Appl Psychol Meas. 2019 Sep;43(6):464-480. doi: 10.1177/0146621618800280. Epub 2018 Oct 26.
Current use of multidimensional computerized adaptive testing (MCAT) has been developed in conjunction with compensatory multidimensional item response theory (MIRT) models rather than with non-compensatory ones. In recognition of the usefulness of MCAT and the complications associated with non-compensatory data, this study aimed to develop MCAT algorithms using non-compensatory MIRT models and to evaluate their performance. For the purpose of the study, three item selection methods were adapted and compared, namely, the Fisher information method, the mutual information method, and the Kullback-Leibler information method. The results of a series of simulations showed that the Fisher information and mutual information methods performed similarly, and both outperformed the Kullback-Leibler information method. In addition, it was found that the more stringent the termination criterion and the higher the correlation between the latent traits, the higher the resulting measurement precision and test reliability. Test reliability was very similar across the dimensions, regardless of the correlation between the latent traits and termination criterion. On average, the difficulties of the administered items were found to be at a lower level than the examinees' abilities, which shed light on item bank construction for non-compensatory items.

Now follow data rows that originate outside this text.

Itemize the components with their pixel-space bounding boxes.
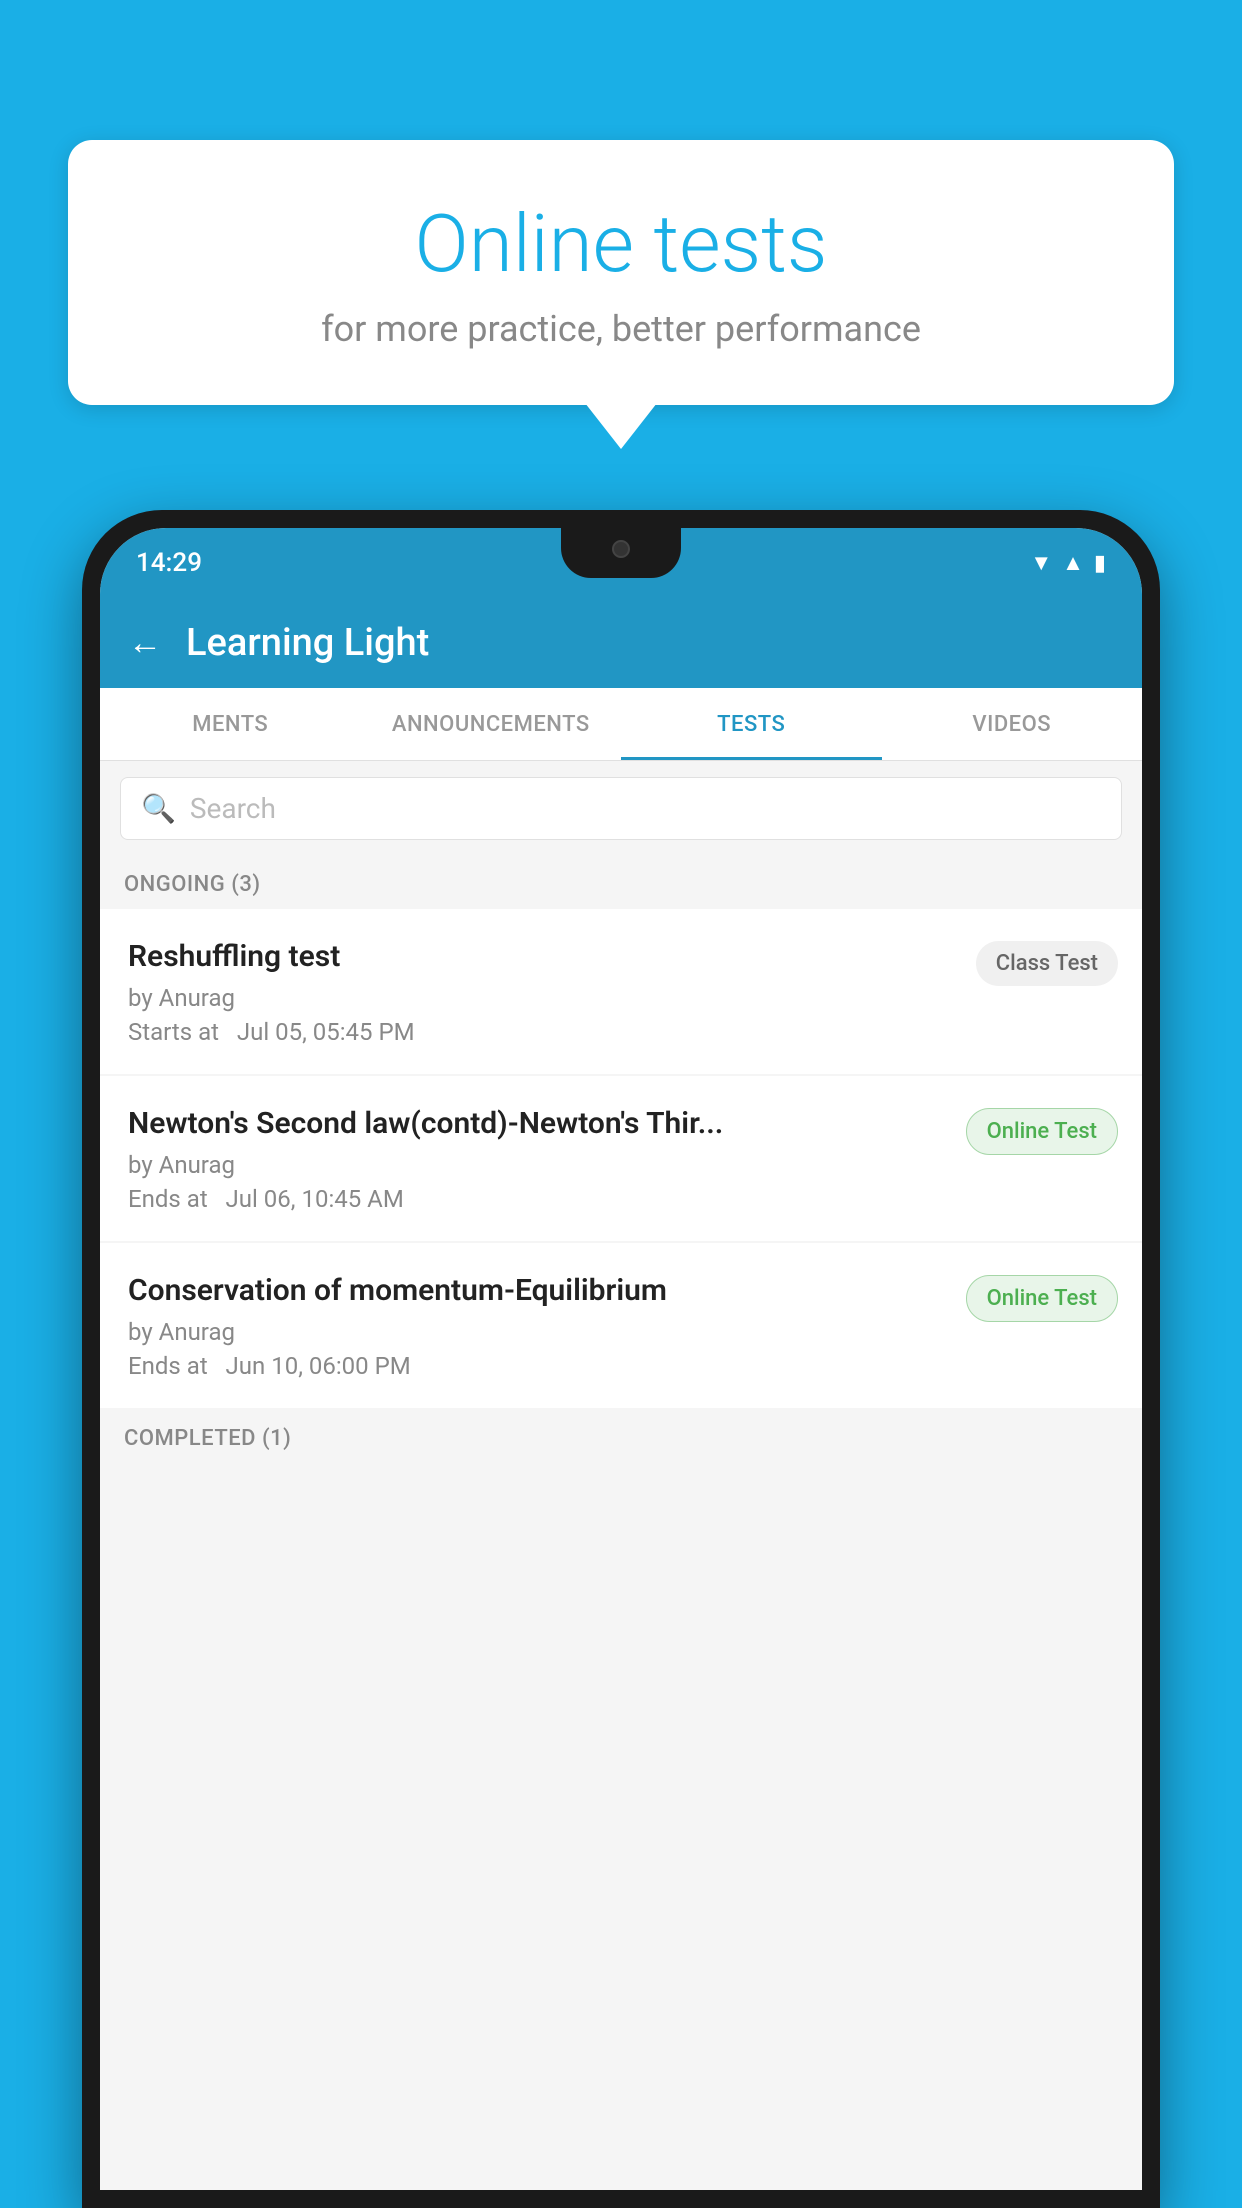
search-placeholder: Search — [190, 792, 276, 825]
test-card-reshuffling[interactable]: Reshuffling test by Anurag Starts at Jul… — [100, 909, 1142, 1074]
test-date-conservation: Ends at Jun 10, 06:00 PM — [128, 1352, 950, 1380]
section-completed-header: COMPLETED (1) — [100, 1410, 1142, 1463]
battery-icon: ▮ — [1094, 551, 1106, 576]
search-bar[interactable]: 🔍 Search — [120, 777, 1122, 840]
status-icons: ▼ ▲ ▮ — [1030, 550, 1106, 576]
bubble-subtitle: for more practice, better performance — [108, 308, 1134, 350]
tab-ments[interactable]: MENTS — [100, 688, 361, 760]
tab-announcements[interactable]: ANNOUNCEMENTS — [361, 688, 622, 760]
phone-frame: 14:29 ▼ ▲ ▮ ← Learning Light MENTS ANNOU… — [82, 510, 1160, 2208]
test-name-newtons: Newton's Second law(contd)-Newton's Thir… — [128, 1104, 950, 1143]
content-area: ONGOING (3) Reshuffling test by Anurag S… — [100, 856, 1142, 2190]
notch — [561, 528, 681, 578]
camera — [612, 540, 630, 558]
bubble-title: Online tests — [108, 200, 1134, 288]
test-name-reshuffling: Reshuffling test — [128, 937, 960, 976]
status-time: 14:29 — [136, 548, 202, 578]
test-name-conservation: Conservation of momentum-Equilibrium — [128, 1271, 950, 1310]
test-badge-reshuffling: Class Test — [976, 941, 1118, 986]
test-date-newtons: Ends at Jul 06, 10:45 AM — [128, 1185, 950, 1213]
test-author-newtons: by Anurag — [128, 1151, 950, 1179]
test-author-reshuffling: by Anurag — [128, 984, 960, 1012]
app-bar: ← Learning Light — [100, 598, 1142, 688]
tab-tests[interactable]: TESTS — [621, 688, 882, 760]
status-bar: 14:29 ▼ ▲ ▮ — [100, 528, 1142, 598]
test-card-newtons[interactable]: Newton's Second law(contd)-Newton's Thir… — [100, 1076, 1142, 1241]
tabs-container: MENTS ANNOUNCEMENTS TESTS VIDEOS — [100, 688, 1142, 761]
test-card-conservation[interactable]: Conservation of momentum-Equilibrium by … — [100, 1243, 1142, 1408]
test-info-conservation: Conservation of momentum-Equilibrium by … — [128, 1271, 966, 1380]
tab-videos[interactable]: VIDEOS — [882, 688, 1143, 760]
test-badge-conservation: Online Test — [966, 1275, 1118, 1322]
signal-icon: ▲ — [1062, 550, 1084, 576]
search-container: 🔍 Search — [100, 761, 1142, 856]
back-button[interactable]: ← — [128, 623, 162, 663]
phone-screen: 14:29 ▼ ▲ ▮ ← Learning Light MENTS ANNOU… — [100, 528, 1142, 2190]
section-ongoing-header: ONGOING (3) — [100, 856, 1142, 909]
wifi-icon: ▼ — [1030, 550, 1052, 576]
test-badge-newtons: Online Test — [966, 1108, 1118, 1155]
search-icon: 🔍 — [141, 792, 176, 825]
test-info-newtons: Newton's Second law(contd)-Newton's Thir… — [128, 1104, 966, 1213]
app-title: Learning Light — [186, 621, 429, 665]
test-author-conservation: by Anurag — [128, 1318, 950, 1346]
promo-bubble: Online tests for more practice, better p… — [68, 140, 1174, 405]
test-info-reshuffling: Reshuffling test by Anurag Starts at Jul… — [128, 937, 976, 1046]
test-date-reshuffling: Starts at Jul 05, 05:45 PM — [128, 1018, 960, 1046]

当前多维计算机自适应测试(MCAT)的应用是与补偿性多维项目反应理论(MIRT)模型相结合开发的,而非与非补偿性模型相结合。鉴于MCAT的实用性以及与非补偿性数据相关的复杂性,本研究旨在使用非补偿性MIRT模型开发MCAT算法并评估其性能。为了该研究的目的,采用并比较了三种项目选择方法,即费舍尔信息法、互信息法和库尔贝克-莱布勒信息法。一系列模拟结果表明,费舍尔信息法和互信息法表现相似,且均优于库尔贝克-莱布勒信息法。此外,研究发现终止标准越严格,潜在特质之间的相关性越高,测量精度和测试信度就越高。无论潜在特质与终止标准之间的相关性如何,各维度的测试信度都非常相似。平均而言,所施测项目的难度低于考生的能力水平,这为非补偿性项目的题库建设提供了启示。